Influence of Magnetic Properties on the Performance of Dual Stator Electric Machine: Part II

Abstract

Magnetic properties such as magnet coercive force and magnetic remanence have significant impact on the electromagnetic performance of an electric machine. Thus, detailed analysis on the characteristics of these magnetic properties for better understanding of precise magnet material selection is demonstrated in this work. The investigated machine features include: torque-speed profile, total harmonic distortion (THD), torque ripple and winding inductances. Maxwell-2D finite element software is used in the analysis.

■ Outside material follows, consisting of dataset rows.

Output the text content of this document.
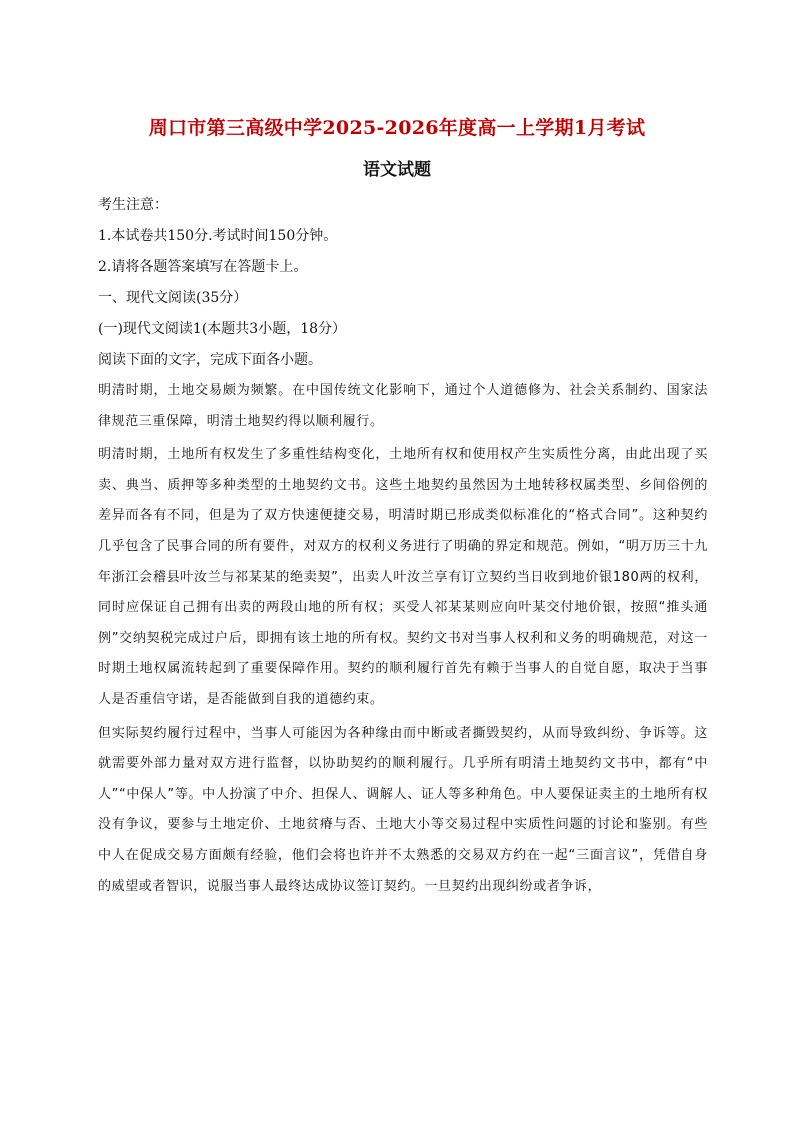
周口市第三高级中学2025-2026年度高一上学期1月考试
语文试题
考生注意：
1.本试卷共150分.考试时间150分钟。
2.请将各题答案填写在答题卡上。
一、现代文阅读(35分）
(一)现代文阅读1(本题共3小题，18分）
阅读下面的文字，完成下面各小题。

明清时期，土地交易颇为频繁。在中国传统文化影响下，通过个人道德修为、社会关系制约、国家法律规范三重保障，明清土地契约得以顺利履行。

明清时期，土地所有权发生了多重性结构变化，土地所有权和使用权产生实质性分离，由此出现了买卖、典当、质押等多种类型的土地契约文书。这些土地契约虽然因为土地转移权属类型、乡间俗例的差异而各有不同，但是为了双方快速便捷交易，明清时期已形成类似标准化的“格式合同”。这种契约几乎包含了民事合同的所有要件，对双方的权利义务进行了明确的界定和规范。例如，“明万历三十九年浙江会稽县叶汝兰与祁某某的绝卖契”，出卖人叶汝兰享有订立契约当日收到地价银180两的权利，同时应保证自己拥有出卖的两段山地的所有权；买受人祁某某则应向叶某交付地价银，按照“推头通例”交纳契税完成过户后，即拥有该土地的所有权。契约文书对当事人权利和义务的明确规范，对这一时期土地权属流转起到了重要保障作用。契约的顺利履行首先有赖于当事人的自觉自愿，取决于当事人是否重信守诺，是否能做到自我的道德约束。

但实际契约履行过程中，当事人可能因为各种缘由而中断或者撕毁契约，从而导致纠纷、争诉等。这就需要外部力量对双方进行监督，以协助契约的顺利履行。几乎所有明清土地契约文书中，都有“中人”“中保人”等。中人扮演了中介、担保人、调解人、证人等多种角色。中人要保证卖主的土地所有权没有争议，要参与土地定价、土地贫瘠与否、土地大小等交易过程中实质性问题的讨论和鉴别。有些中人在促成交易方面颇有经验，他们会将也许并不太熟悉的交易双方约在一起“三面言议”，凭借自身的威望或者智识，说服当事人最终达成协议签订契约。一旦契约出现纠纷或者争诉，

It is shown that the investigated machine type having neodymium magnet has the most admirable qualities such as larger output torque, higher saturation-withstand potential than others, etc. Moreover, it is observed that the investigated machine output torque is more or less generated by its magnetic torque component with insignificant contribution made from the reluctance torque constituent. More so, the results reveal that there is an inverse relationship between the coercive forces of a given electric machine and its resulting winding inductance magnitudes. The estimated maximum quadrature-axis inductance of the investigated machine is: 0.6275 mH, 0.5567 mH, 0.3760 mH and 0.2873 mH i.e. from alnico, ferrite, SmCo and NdFeB magnets, respectively, with the following corresponding coercive force: 230 kA/m, 303 kA/m, 796 kA/m and 1063 kA/m, respectively. Above all, electrical machine designers could through this analysis have better understanding on the right choice of magnetic material, which invariably depends on specific application.